Workers were doing renovations on the Church of Santa Maria in Rome when they came across bones stored in clay pots, according to The Telegraph. According to inscriptions on the clay pots, the remains were those of Peter, three Popes – Cornelius, Callixtus and Felix – and four additional early Christian martyrs.
If a discovery of the dismembered remains of eight people were found shoved in storage, one might think about calling the local police department and reporting either murders or – at the very least – some necromantic witchcraft was going on. For Roman Catholic idolaters, however, the finding has been met with celebration.

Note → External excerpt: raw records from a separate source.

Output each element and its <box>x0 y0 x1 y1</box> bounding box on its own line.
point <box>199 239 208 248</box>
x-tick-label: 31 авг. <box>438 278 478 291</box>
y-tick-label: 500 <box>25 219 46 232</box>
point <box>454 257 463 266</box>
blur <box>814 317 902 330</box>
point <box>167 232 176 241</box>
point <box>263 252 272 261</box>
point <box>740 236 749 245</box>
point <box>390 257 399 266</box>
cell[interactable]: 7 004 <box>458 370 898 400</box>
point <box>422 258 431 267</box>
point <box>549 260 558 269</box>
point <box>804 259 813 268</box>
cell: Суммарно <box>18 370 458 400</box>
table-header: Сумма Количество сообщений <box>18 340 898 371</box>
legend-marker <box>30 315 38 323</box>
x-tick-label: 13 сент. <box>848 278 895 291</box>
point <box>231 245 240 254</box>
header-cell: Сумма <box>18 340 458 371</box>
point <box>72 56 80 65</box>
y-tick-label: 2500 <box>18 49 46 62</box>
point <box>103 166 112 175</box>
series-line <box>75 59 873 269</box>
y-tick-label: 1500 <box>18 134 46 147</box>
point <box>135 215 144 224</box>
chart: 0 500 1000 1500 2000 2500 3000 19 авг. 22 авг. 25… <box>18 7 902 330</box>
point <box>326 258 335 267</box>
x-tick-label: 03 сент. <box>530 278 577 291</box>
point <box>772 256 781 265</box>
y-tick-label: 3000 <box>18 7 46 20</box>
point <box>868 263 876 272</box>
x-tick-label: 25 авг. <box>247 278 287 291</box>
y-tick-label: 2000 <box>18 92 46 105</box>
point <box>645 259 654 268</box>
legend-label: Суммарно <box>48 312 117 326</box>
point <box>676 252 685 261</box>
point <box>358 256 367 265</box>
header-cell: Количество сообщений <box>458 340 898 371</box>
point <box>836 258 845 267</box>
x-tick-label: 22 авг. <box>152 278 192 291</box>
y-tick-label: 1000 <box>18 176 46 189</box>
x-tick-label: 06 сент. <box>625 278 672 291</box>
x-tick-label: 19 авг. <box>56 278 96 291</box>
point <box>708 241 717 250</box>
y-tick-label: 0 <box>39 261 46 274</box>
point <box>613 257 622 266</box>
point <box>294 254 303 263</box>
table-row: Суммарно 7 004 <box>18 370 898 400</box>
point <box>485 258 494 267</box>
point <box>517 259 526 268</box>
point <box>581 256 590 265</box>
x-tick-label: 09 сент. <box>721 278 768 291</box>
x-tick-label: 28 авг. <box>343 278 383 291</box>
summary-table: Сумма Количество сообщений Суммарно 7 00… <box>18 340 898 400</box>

According to Christian Today, the church also claims to have a remnant of one of Mary’s dresses stored away, which was also lost. DNA tests hope to resolve that the bones really do belong to Peter. Now, you might know that comparing DNA would only work if there were other pieces of organic evidence of which to compare the remains. So, unless there’s a hairbrush of Peter’s floating around, one would think that proving the find through DNA might prove difficult. But, as it turns out, the Vatican has lots of organic evidence from Peter.
The deacon of the church told the press, “We’re waiting for a detailed study to be undertaken. A DNA comparison between these bones and those kept by the Vatican would shed light on the issue.”
Now, here’s the problem with all this…
The “infallible” Pope Paul VI has already said back in 1968 that the bones of Peter were found shortly after WWII in a coffin in Rome. Pope Francis recently revealed these bones at a mass service in 2013, the first time the relics were made available for viewing by the public.
However, the 1968 claim of Pope Paul VI isn’t the first time the church has dragged pieces of what is supposedly Peter’s corpse to worship, bow down and pray to.
When Constantine paganized the church in 313, he soon built a basilica over what was then claimed to have been Peter’s body. Pope Julius claimed the body was there in 1506. The problem is for the 1968 claim that the bones supposedly of Peter were found in a repository pre-dating Constantine’s claim. Furthermore, the Basilica of St. John Lateran claims to have had the skull of St. Peter for the last thousand years or so. As best as we can tell, no one claims to have Peter’s feet. Nonetheless, if one Papist church has Peter’s head, and several others claim his bones, and no one has his feet, how on Earth did Peter get so dispersed? And furthermore, how many bones did that man have?
When Moses died, angels retrieved his body (Jude 1:9). The traditional interpretation of this Text leaves us to believe that people might have been prone to worship or idolize Moses’ bones. Likewise, King Josiah destroyed the bronze serpent Moses had crafted because the people had turned it into an idol (2 Kings 18:4). The Roman Catholic church needs to take a lesson from the Sacred Writ and repent of their idolatry.
Other “icons” of the church include the actual head of Catherine of Siena (they bring it out every year to bless a horse race), blood of Janaurius, the foreskin of Jesus, the tongue of Anthony of Padua, Thomas’ finger, John the Baptist’s head (that one is slightly more explainable, considering), the body of Mark, and enough supposed splinters off the cross to make a life-size version of Noah’s Ark (source link).
Please pray that the Roman Catholic church repent of her idolatries, and join the one, true and catholic church of Protestantism.